Though you might not know its name, the courtyard — tucked between the north-west corner of the Quadrangle and Science Road — is surrounded by sandstone walls and lushly planted with camellias and azaleas. It was designed by Professor Leslie Wilkinson, the University’s then architect who was also tasked with completing the Quadrangle, and landscaped by Professor Eben Waterhouse, the same guy who planted the jacaranda. It’s considered so significant that the NSW Office of Environment and Heritage gave it a heritage listing.

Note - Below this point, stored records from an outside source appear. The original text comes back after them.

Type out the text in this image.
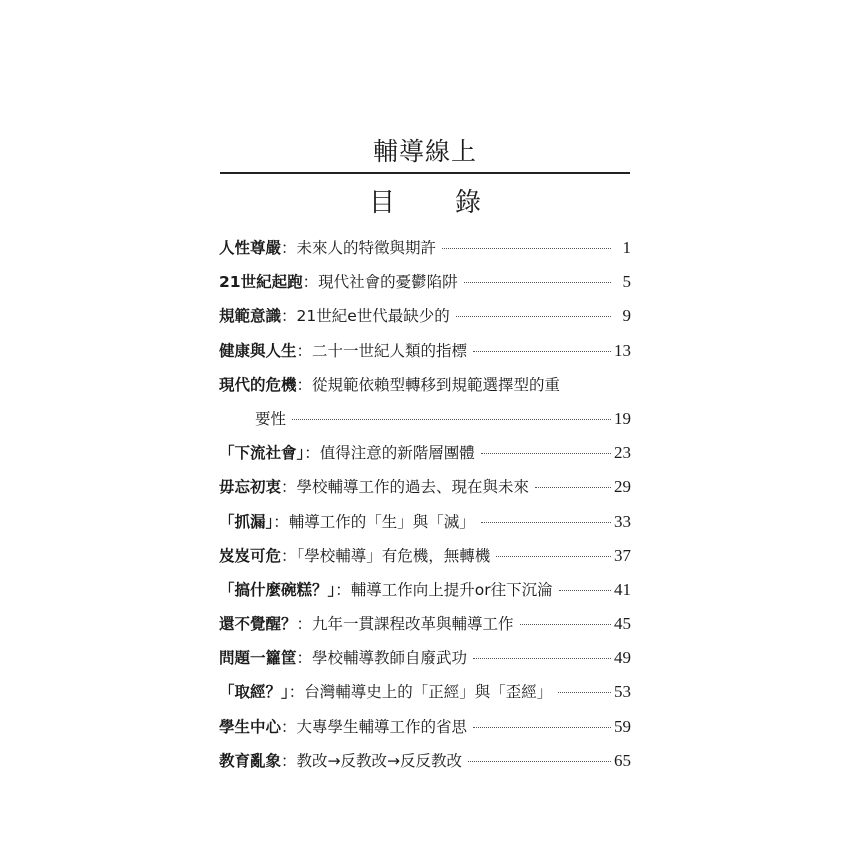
輔導線上
目 錄
人性尊嚴：未來人的特徵與期許	1
21世紀起跑：現代社會的憂鬱陷阱	5
規範意識：21世紀e世代最缺少的	9
健康與人生：二十一世紀人類的指標	13
現代的危機：從規範依賴型轉移到規範選擇型的重
要性	19
「下流社會」：值得注意的新階層團體	23
毋忘初衷：學校輔導工作的過去、現在與未來	29
「抓漏」：輔導工作的「生」與「滅」	33
岌岌可危：「學校輔導」有危機，無轉機	37
「搞什麼碗糕？」：輔導工作向上提升or往下沉淪	41
還不覺醒？：九年一貫課程改革與輔導工作	45
問題一籮筐：學校輔導教師自廢武功	49
「取經？」：台灣輔導史上的「正經」與「歪經」	53
學生中心：大專學生輔導工作的省思	59
教育亂象：教改→反教改→反反教改	65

The Chancellor’s Garden, on the other hand? Like most students, I didn’t realise the University even had one, though I’d been walking through it every day for two-and-a-half years. Those more observant than me might recognise it as the boggy patch of grass on the north side of Fisher Library. It’s not exactly a secret, given an inscription on the sandstone wall naming it as such. But apart from this feature, the garden seems entirely unremarkable. So how did it come into existence?
In December 1964, the President of the Standing Committee of Convocation (now far less pretentiously known as the Alumni Council) suggested a project funded by graduates as tribute to 90-year-old Chancellor Sir Charles Bickerton Blackburn, who was retiring after a 23-year term — the longest in the University’s history.

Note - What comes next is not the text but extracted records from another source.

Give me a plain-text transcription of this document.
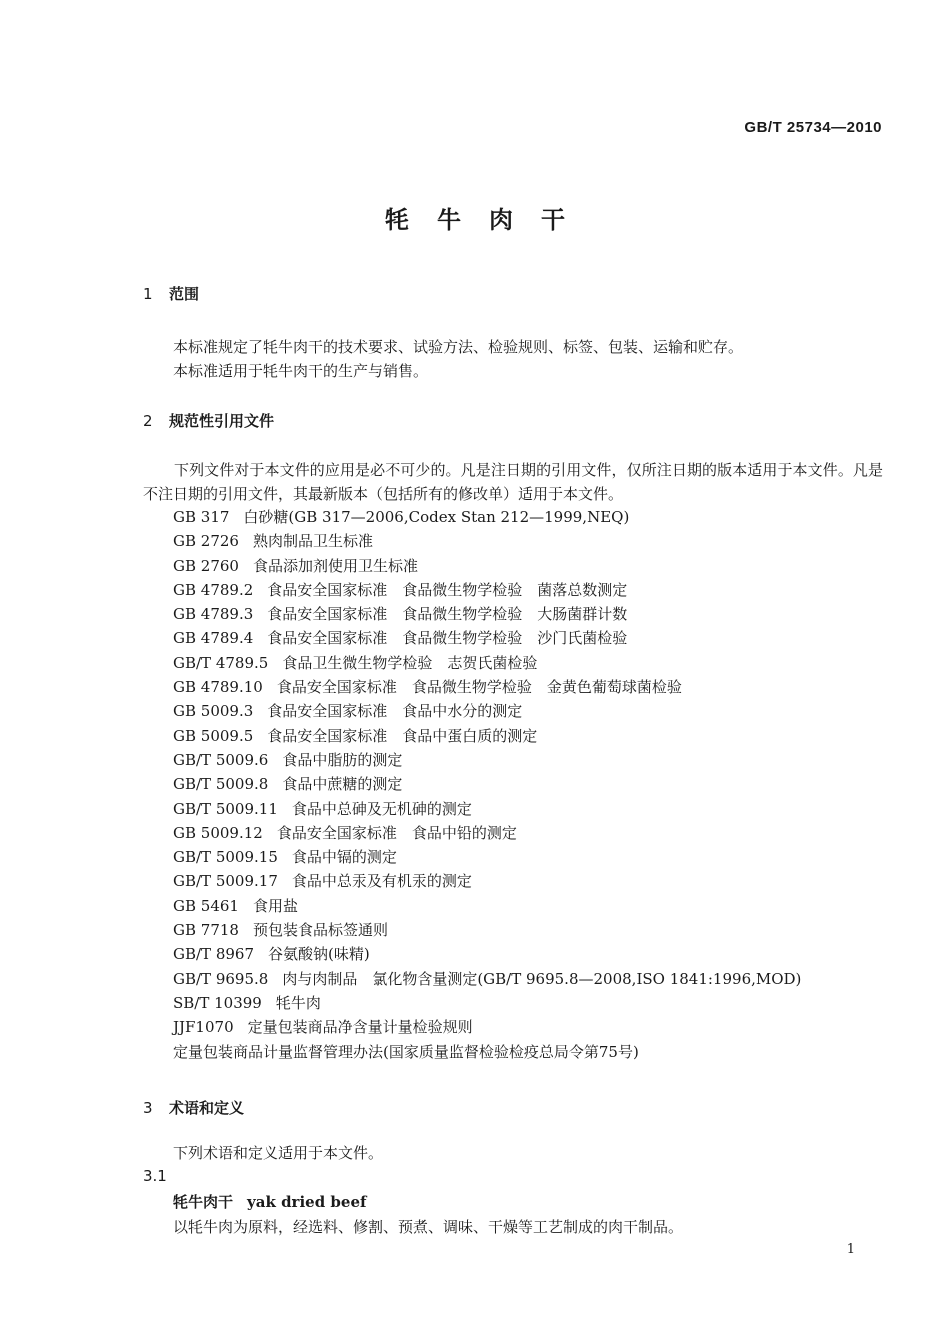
GB/T 25734—2010
牦牛肉干
1 范围
本标准规定了牦牛肉干的技术要求、试验方法、检验规则、标签、包装、运输和贮存。
本标准适用于牦牛肉干的生产与销售。
2 规范性引用文件
下列文件对于本文件的应用是必不可少的。凡是注日期的引用文件，仅所注日期的版本适用于本文件。凡是不注日期的引用文件，其最新版本（包括所有的修改单）适用于本文件。
GB 317 白砂糖(GB 317—2006,Codex Stan 212—1999,NEQ)
GB 2726 熟肉制品卫生标准
GB 2760 食品添加剂使用卫生标准
GB 4789.2 食品安全国家标准　食品微生物学检验　菌落总数测定
GB 4789.3 食品安全国家标准　食品微生物学检验　大肠菌群计数
GB 4789.4 食品安全国家标准　食品微生物学检验　沙门氏菌检验
GB/T 4789.5 食品卫生微生物学检验　志贺氏菌检验
GB 4789.10 食品安全国家标准　食品微生物学检验　金黄色葡萄球菌检验
GB 5009.3 食品安全国家标准　食品中水分的测定
GB 5009.5 食品安全国家标准　食品中蛋白质的测定
GB/T 5009.6 食品中脂肪的测定
GB/T 5009.8 食品中蔗糖的测定
GB/T 5009.11 食品中总砷及无机砷的测定
GB 5009.12 食品安全国家标准　食品中铅的测定
GB/T 5009.15 食品中镉的测定
GB/T 5009.17 食品中总汞及有机汞的测定
GB 5461 食用盐
GB 7718 预包装食品标签通则
GB/T 8967 谷氨酸钠(味精)
GB/T 9695.8 肉与肉制品　氯化物含量测定(GB/T 9695.8—2008,ISO 1841:1996,MOD)
SB/T 10399 牦牛肉
JJF1070 定量包装商品净含量计量检验规则
定量包装商品计量监督管理办法(国家质量监督检验检疫总局令第75号)
3 术语和定义
下列术语和定义适用于本文件。
3.1
牦牛肉干 yak dried beef
以牦牛肉为原料，经选料、修割、预煮、调味、干燥等工艺制成的肉干制品。
1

The vague ‘project’ went through several different iterations, with Bickerton Blackburn first asking that the money to go towards finishing the Quadrangle’s cloisters and western tower (the Quadrangle was built in four different stages), and the Committee at one point having a “general feeling of approval of a fountain”. By May 1965, they’d decided on “a sunken garden with cascading waterway and shrubs on the northern side of the new Fisher Library”. However, between 1965 and now, the idyllic promise of a trickling stream and lush greenery somehow became a boggy patch of grass.
By November, the Committee had finally received approval from the Senate Buildings and Grounds Committee after a five month delay and had commissioned three architects to submit designs. The brief called for simple designs that reflected Fisher’s architecture — at that point minus the stacks, which weren’t completed until the late 1970s, despite the University predicting they would be complete in 1966. The architects also had to retain all the existing trees, and the design had to be able to be constructed for under £10,000.
The adjudicators disappointingly rejected one design that included two long pools of water. This was a bold suggestion given that the brief basically discouraged including water because of “problem[s] associated with keeping the basins, channels or pools free from extraneous matter”. They also rejected another that would have extended the area by raising the sloped part to a flat patch of grass, and went with the design we have today, by USyd architecture graduate Richard Clough and John Lascelles. In his role at the National Capital Development Commission, Clough landscaped a number of major sites in Canberra, including Lake Burley Griffin. His design for the memorial centred on a “quiet, simple and dignified character” and the adjudicators liked its relative simplicity and integration with the surrounding architecture.
As with all things at the University, the construction process was slow after difficulty raising funds from the graduates. It was eventually opened in a ceremony on March 22, 1968, by which time Bickerton Blackburn was nearly 94.
Nowadays, it’s hard to see the garden’s “simple and dignified character”.
In what was likely a cost-cutting measure, the sandstone paving and steps Clough included in his design were replaced with concrete. The tree the University insisted be retained casts almost constant shade over much of the grass, which struggles to grow. The grass is often cordoned off with fluoro ropes, and obscured by a ‘smoke-free campus’ sign (though the area is still very popular with smokers). When it rains, it becomes a bog.
However, there is a quiet peacefulness to the space, despite its function as a thoroughfare. The sandstone benches provide a relaxing, albeit hard, place to sit. And at dusk, if viewed at just the right angle, the glowing yellow lights of Fisher reflect off the puddles and contrast with the green of the grass in a way that is almost beautiful.